Takside ne yapması gerektiğini düşünürken taksimetredeki tutarın arttıkça arttığını görünce inmek istediğini söyleyip taksiyi durdurmuş ve araçtan inmişti. Nereye gittiğini bilmeden yola devam ederse çantasında nakit para kalmayacaktı çünkü. Çok garip bir haldeydi.

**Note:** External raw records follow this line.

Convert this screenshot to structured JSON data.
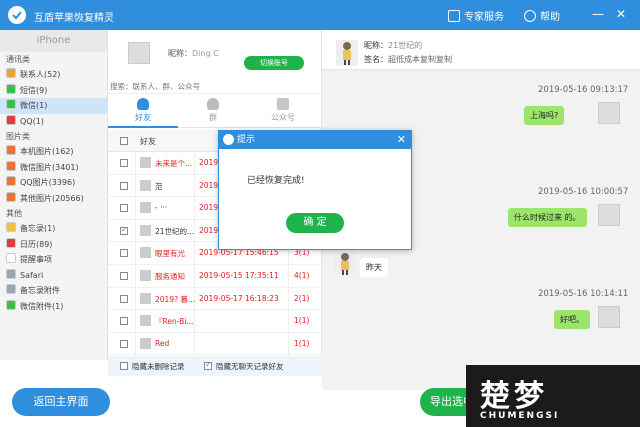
{
  "titlebar": {
    "title": "互盾苹果恢复精灵",
    "service": "专家服务",
    "help": "帮助",
    "minimize": "—",
    "close": "✕"
  },
  "sidebar": {
    "device": "iPhone",
    "sections": [
      {
        "label": "通讯类",
        "items": [
          {
            "label": "联系人(52)",
            "icon_color": "#e8a33a"
          },
          {
            "label": "短信(9)",
            "icon_color": "#33c24a"
          },
          {
            "label": "微信(1)",
            "icon_color": "#33c24a",
            "active": true
          },
          {
            "label": "QQ(1)",
            "icon_color": "#e63b3b"
          }
        ]
      },
      {
        "label": "图片类",
        "items": [
          {
            "label": "本机图片(162)",
            "icon_color": "#e8743a"
          },
          {
            "label": "微信图片(3401)",
            "icon_color": "#e8743a"
          },
          {
            "label": "QQ图片(3396)",
            "icon_color": "#e8743a"
          },
          {
            "label": "其他图片(20566)",
            "icon_color": "#e8743a"
          }
        ]
      },
      {
        "label": "其他",
        "items": [
          {
            "label": "备忘录(1)",
            "icon_color": "#f1c232"
          },
          {
            "label": "日历(89)",
            "icon_color": "#e63b3b"
          },
          {
            "label": "提醒事项",
            "icon_color": "#ffffff"
          },
          {
            "label": "Safari",
            "icon_color": "#9aa6b2"
          },
          {
            "label": "备忘录附件",
            "icon_color": "#9aa6b2"
          },
          {
            "label": "微信附件(1)",
            "icon_color": "#33c24a"
          }
        ]
      }
    ]
  },
  "middle": {
    "nickname": "昵称：",
    "nickname_value": "Ding C",
    "switch_button": "切换账号",
    "search_placeholder": "搜索：联系人、群、公众号",
    "tabs": [
      "好友",
      "群",
      "公众号"
    ],
    "column_header": "好友",
    "rows": [
      {
        "name": "未来是个...",
        "time": "2019-",
        "count": "",
        "checked": false,
        "red": true
      },
      {
        "name": "范",
        "time": "2019-",
        "count": "",
        "checked": false,
        "red": false
      },
      {
        "name": "- ···",
        "time": "2019-",
        "count": "",
        "checked": false,
        "red": false
      },
      {
        "name": "21世纪的...",
        "time": "2019-",
        "count": "",
        "checked": true,
        "red": false
      },
      {
        "name": "眼里有光",
        "time": "2019-05-17 15:46:15",
        "count": "3(1)",
        "checked": false,
        "red": true
      },
      {
        "name": "服务通知",
        "time": "2019-05-15 17:35:11",
        "count": "4(1)",
        "checked": false,
        "red": true
      },
      {
        "name": "2019? 暮...",
        "time": "2019-05-17 16:18:23",
        "count": "2(1)",
        "checked": false,
        "red": true
      },
      {
        "name": "『Ren-Bi...",
        "time": "",
        "count": "1(1)",
        "checked": false,
        "red": true
      },
      {
        "name": "Red",
        "time": "",
        "count": "1(1)",
        "checked": false,
        "red": true
      }
    ],
    "footer_hide_deleted": "隐藏未删除记录",
    "footer_hide_no_chat": "隐藏无聊天记录好友"
  },
  "chat": {
    "nickname_label": "昵称：",
    "nickname_value": "21世纪的",
    "signature_label": "签名：",
    "signature_value": "超低成本复制复制",
    "messages": [
      {
        "time": "2019-05-16 09:13:17",
        "text": "上海吗?",
        "side": "right"
      },
      {
        "time": "2019-05-16 10:00:57",
        "text": "什么时候过来 的。",
        "side": "right"
      },
      {
        "time": "",
        "text": "昨天",
        "side": "left"
      },
      {
        "time": "2019-05-16 10:14:11",
        "text": "好吧。",
        "side": "right"
      }
    ]
  },
  "dialog": {
    "title": "提示",
    "message": "已经恢复完成!",
    "ok": "确 定",
    "close": "✕"
  },
  "buttons": {
    "back": "返回主界面",
    "export": "导出选中记录"
  },
  "watermark": {
    "big": "楚梦",
    "small": "CHUMENGSI"
  },
  "colors": {
    "primary": "#2f8fde",
    "green": "#1fb34b",
    "bubble": "#9ce56c",
    "red": "#e02020"
  }
}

Sokak ortasında üzerindeki gelinlikle öylece kalmıştı. Ağlamaya bir son verip hemen bir şeyler düşünmesi gerekiyordu.
O an aklına Mine gelmişti. Kızı da ne yapacağını bilemez bir halde ortada bırakmış gibi olmuştu. Telefonunu eline aldıktan sonra Mine'yi arayıp aramama arasında gidip gelirken çalan telefon sesiyle birlikte ekranda Buğra'nın adını gördü. Nedense onun aradığını görünce içini bir korku kaplamıştı. Açarsa ses tonundan kötü bir şey olduğunu hemen anlar ve kendisini ne olduğu konusunda sıkıştırmaya başlardı. Ama Ela henüz olanları onunla konuşmak istemiyordu. Buğra'nın Tolga'ya karşı olan tavrı zaten belliydi. Yani öğrendiği anda suçlu o mu değil mi bu olaydaki yeri ne demeden öfkesine yenilmesi kaçınılmaz olurdu. Müdahale edemeyecek durumdayken onu Tolga'nın üstüne salacak bir şey yapamazdı.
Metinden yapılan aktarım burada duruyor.